Clinton supporters scoff at this. The president's foreign policy "has been absolutely, overwhelmingly positive," says Democratic consultant Anne Wexler, who points to the passage of international trade agreements and aggressive U.S. support of peacemaking overseas. "Haiti, trade, Bosnia, Ireland -- all of the things that the president has done have moved those countries toward peace."

But observers on the right sound equally certain. Conservative critics of Clinton foreign policy differ widely among themselves as to the wisdom of U.S. intervention in Haiti or Bosnia, the utility of free trade vs. protectionism and the proper role of the United States in the post-Cold War world. However, there is a surprising amount of agreement -- most of it centered on the unsuitability or alleged incompetence of the foreign-policy team at the White House and at Foggy Bottom.

"Clinton does not send decisive, consistent signals--it always appears that he does things at the last minute," says Ambassador Charles Lichenstein, who helped to carry the ball for the Reagan team at the United Nations in the early eighties. Lichenstein, now at the conservative Heritage Foundation in Washington, tells Insight that Clinton often "does what is necessary eventually," but adds that the lack of a coherent strategic policy prevents clear messages from being sent to potential adversaries. There is an uncertainty about whose hand is on the tiller. As far as Secretary of State Warren Christopher is concerned, says Joshua Muravchik of the Washington-based American Enterprise Institute, or AEI, "a sphinx-like exterior may be a mask behind which there is deep thought or it may mask utter emptiness."

From Bosnia to the Straits of Taiwan and many places in between, critics argue, the Clinton administration has sent conflicting signals to friend and foe alike, a confusion born from a foreign policy geared toward domestic political utility rather than national interest.

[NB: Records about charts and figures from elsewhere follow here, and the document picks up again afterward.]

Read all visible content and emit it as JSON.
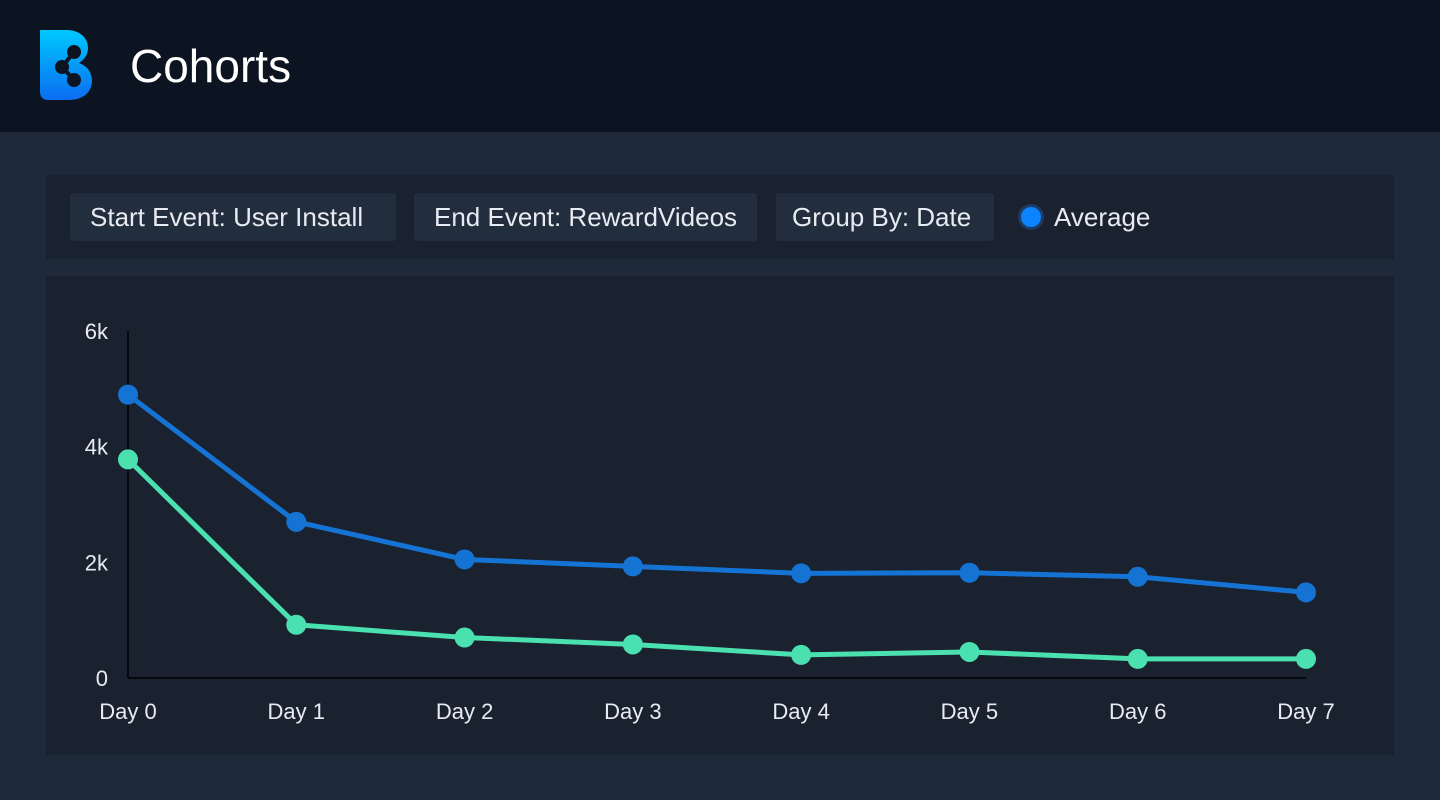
{
  "header": {
    "title": "Cohorts"
  },
  "toolbar": {
    "start_event": "Start Event: User Install",
    "end_event": "End Event: RewardVideos",
    "group_by": "Group By: Date",
    "legend_label": "Average"
  },
  "colors": {
    "series_blue": "#1573d3",
    "series_green": "#4be0b0",
    "legend_dot": "#0a84ff"
  },
  "chart_data": {
    "type": "line",
    "categories": [
      "Day 0",
      "Day 1",
      "Day 2",
      "Day 3",
      "Day 4",
      "Day 5",
      "Day 6",
      "Day 7"
    ],
    "y_ticks": [
      {
        "value": 0,
        "label": "0"
      },
      {
        "value": 2000,
        "label": "2k"
      },
      {
        "value": 4000,
        "label": "4k"
      },
      {
        "value": 6000,
        "label": "6k"
      }
    ],
    "ylim": [
      0,
      6000
    ],
    "grid": false,
    "series": [
      {
        "color": "#1573d3",
        "values": [
          4900,
          2700,
          2050,
          1930,
          1810,
          1820,
          1750,
          1480
        ]
      },
      {
        "color": "#4be0b0",
        "values": [
          3780,
          920,
          700,
          580,
          400,
          450,
          330,
          330
        ]
      }
    ]
  }
}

At the end of last year, Michael Mandelbaum, a professor at Johns Hopkins University's Paul Nitze School of Advanced International Studies and a longtime Friend of Bill, called the Clinton approach "Foreign Policy as Social Work." Historically, Mandelbaum wrote in Foreign Affairs, U.S. foreign policy has "centered on American interests, defined as developments that could affect the lives of American citizens." But this was ended by the Clinton administration's military ventures in Bosnia, Somalia and Haiti -- none of which could be imagined to fit that description.

Instead, the administration set out on a political crusade to promote "American values," applying what National Security Adviser Anthony Lake called "muscular Wilsonianism." In the process, critics fear, U.S. credibility may have been damaged. Muravchik, a neoconservative Democrat who crafted foreign-policy speeches for candidate Clinton in 1992, looks at the recent tensions between China and Taiwan as an example of the murkiness of U.S. purpose. The administration wanted to keep both Beijing and Taipei uncertain about what the United States would do, he says, and that was "absolutely insane."

Muravchik, a scholar whose book The Imperative of American Leadership is being published this month by AEI Press, asks: "Why would we want to keep Taipei uncertain? They're our allies and they weren't creating the problem." Even stranger, he adds, is the idea that it is strategic wisdom to keep potential adversaries uncertain about U.S. intentions. This, Muravchik tells Insight, "is madness." A chief objective of foreign policy, he says, should be to keep adversaries as certain as possible that America will respond in a definite fashion to intolerable behavior. "Strategic ambiguities," Muravchik exclaims, "gave us World War I when Britain was ambiguous about responding to a German attack on Belgium."